As used herein, the phrase “at least one of” preceding a series of items, with the terms “and” or “or” to separate any of the items, modifies the list as a whole, rather than each member of the list (i.e., each item).
To the extent that the term “include,” “have,” or the like is used in the description or the claims, such term is intended to be inclusive in a manner similar to the term “comprise” as “comprise” is interpreted when employed as a transitional word in a claim.
A reference to an element in the singular is not intended to mean “one and only one” unless specifically stated, but rather “one or more.” All structural and functional equivalents to the elements of the various configurations described throughout this disclosure that are known or later come to be known to those of ordinary skill in the art are expressly incorporated herein by reference and intended to be encompassed by the subject technology. Moreover, nothing disclosed herein is intended to be dedicated to the public regardless of whether such disclosure is explicitly recited in the above description.
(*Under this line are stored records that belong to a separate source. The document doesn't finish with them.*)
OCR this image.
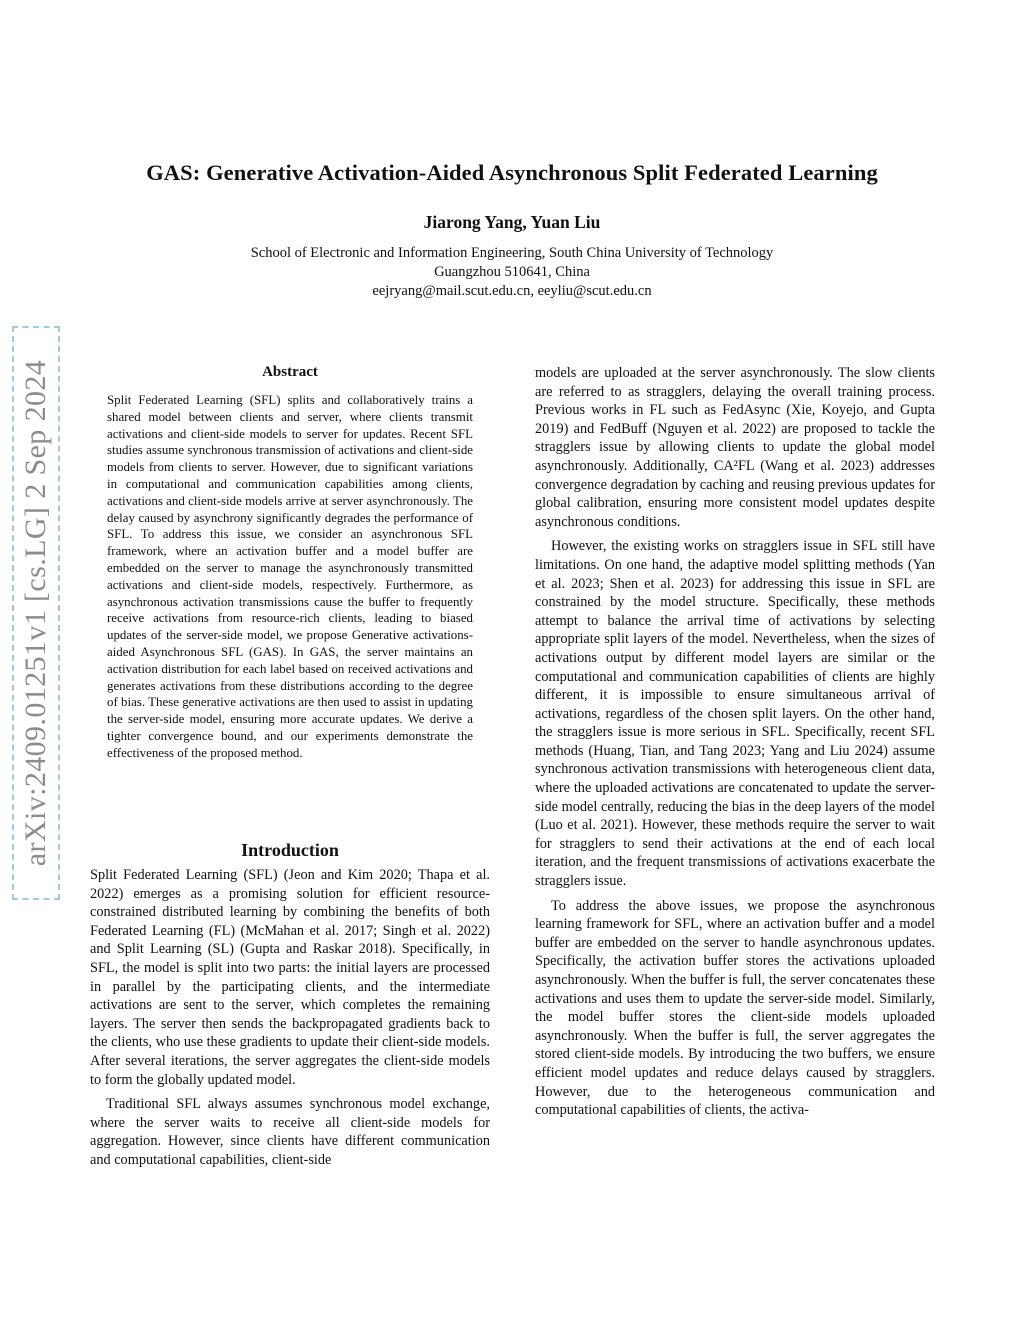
GAS: Generative Activation-Aided Asynchronous Split Federated Learning
Jiarong Yang, Yuan Liu
School of Electronic and Information Engineering, South China University of Technology
Guangzhou 510641, China
eejryang@mail.scut.edu.cn, eeyliu@scut.edu.cn
arXiv:2409.01251v1 [cs.LG] 2 Sep 2024	Abstract

Split Federated Learning (SFL) splits and collaboratively trains a shared model between clients and server, where clients transmit activations and client-side models to server for updates. Recent SFL studies assume synchronous transmission of activations and client-side models from clients to server. However, due to significant variations in computational and communication capabilities among clients, activations and client-side models arrive at server asynchronously. The delay caused by asynchrony significantly degrades the performance of SFL. To address this issue, we consider an asynchronous SFL framework, where an activation buffer and a model buffer are embedded on the server to manage the asynchronously transmitted activations and client-side models, respectively. Furthermore, as asynchronous activation transmissions cause the buffer to frequently receive activations from resource-rich clients, leading to biased updates of the server-side model, we propose Generative activations-aided Asynchronous SFL (GAS). In GAS, the server maintains an activation distribution for each label based on received activations and generates activations from these distributions according to the degree of bias. These generative activations are then used to assist in updating the server-side model, ensuring more accurate updates. We derive a tighter convergence bound, and our experiments demonstrate the effectiveness of the proposed method.

Introduction

Split Federated Learning (SFL) (Jeon and Kim 2020; Thapa et al. 2022) emerges as a promising solution for efficient resource-constrained distributed learning by combining the benefits of both Federated Learning (FL) (McMahan et al. 2017; Singh et al. 2022) and Split Learning (SL) (Gupta and Raskar 2018). Specifically, in SFL, the model is split into two parts: the initial layers are processed in parallel by the participating clients, and the intermediate activations are sent to the server, which completes the remaining layers. The server then sends the backpropagated gradients back to the clients, who use these gradients to update their client-side models. After several iterations, the server aggregates the client-side models to form the globally updated model.

Traditional SFL always assumes synchronous model exchange, where the server waits to receive all client-side models for aggregation. However, since clients have different communication and computational capabilities, client-side

models are uploaded at the server asynchronously. The slow clients are referred to as stragglers, delaying the overall training process. Previous works in FL such as FedAsync (Xie, Koyejo, and Gupta 2019) and FedBuff (Nguyen et al. 2022) are proposed to tackle the stragglers issue by allowing clients to update the global model asynchronously. Additionally, CA²FL (Wang et al. 2023) addresses convergence degradation by caching and reusing previous updates for global calibration, ensuring more consistent model updates despite asynchronous conditions.

However, the existing works on stragglers issue in SFL still have limitations. On one hand, the adaptive model splitting methods (Yan et al. 2023; Shen et al. 2023) for addressing this issue in SFL are constrained by the model structure. Specifically, these methods attempt to balance the arrival time of activations by selecting appropriate split layers of the model. Nevertheless, when the sizes of activations output by different model layers are similar or the computational and communication capabilities of clients are highly different, it is impossible to ensure simultaneous arrival of activations, regardless of the chosen split layers. On the other hand, the stragglers issue is more serious in SFL. Specifically, recent SFL methods (Huang, Tian, and Tang 2023; Yang and Liu 2024) assume synchronous activation transmissions with heterogeneous client data, where the uploaded activations are concatenated to update the server-side model centrally, reducing the bias in the deep layers of the model (Luo et al. 2021). However, these methods require the server to wait for stragglers to send their activations at the end of each local iteration, and the frequent transmissions of activations exacerbate the stragglers issue.

To address the above issues, we propose the asynchronous learning framework for SFL, where an activation buffer and a model buffer are embedded on the server to handle asynchronous updates. Specifically, the activation buffer stores the activations uploaded asynchronously. When the buffer is full, the server concatenates these activations and uses them to update the server-side model. Similarly, the model buffer stores the client-side models uploaded asynchronously. When the buffer is full, the server aggregates the stored client-side models. By introducing the two buffers, we ensure efficient model updates and reduce delays caused by stragglers. However, due to the heterogeneous communication and computational capabilities of clients, the activa-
While this specification contains many specifics, these should not be construed as limitations on the scope of what may be claimed, but rather as descriptions of particular implementations of the subject matter. Certain features that are described in this specification in the context of separate embodiments can also be implemented in combination in a single embodiment. Conversely, various features that are described in the context of a single embodiment can also be implemented in multiple embodiments separately or in any suitable subcombination. Moreover, although features may be described above as acting in certain combinations and even initially claimed as such, one or more features from a claimed combination can in some cases be excised from the combination, and the claimed combination may be directed to a subcombination or variation of a subcombination.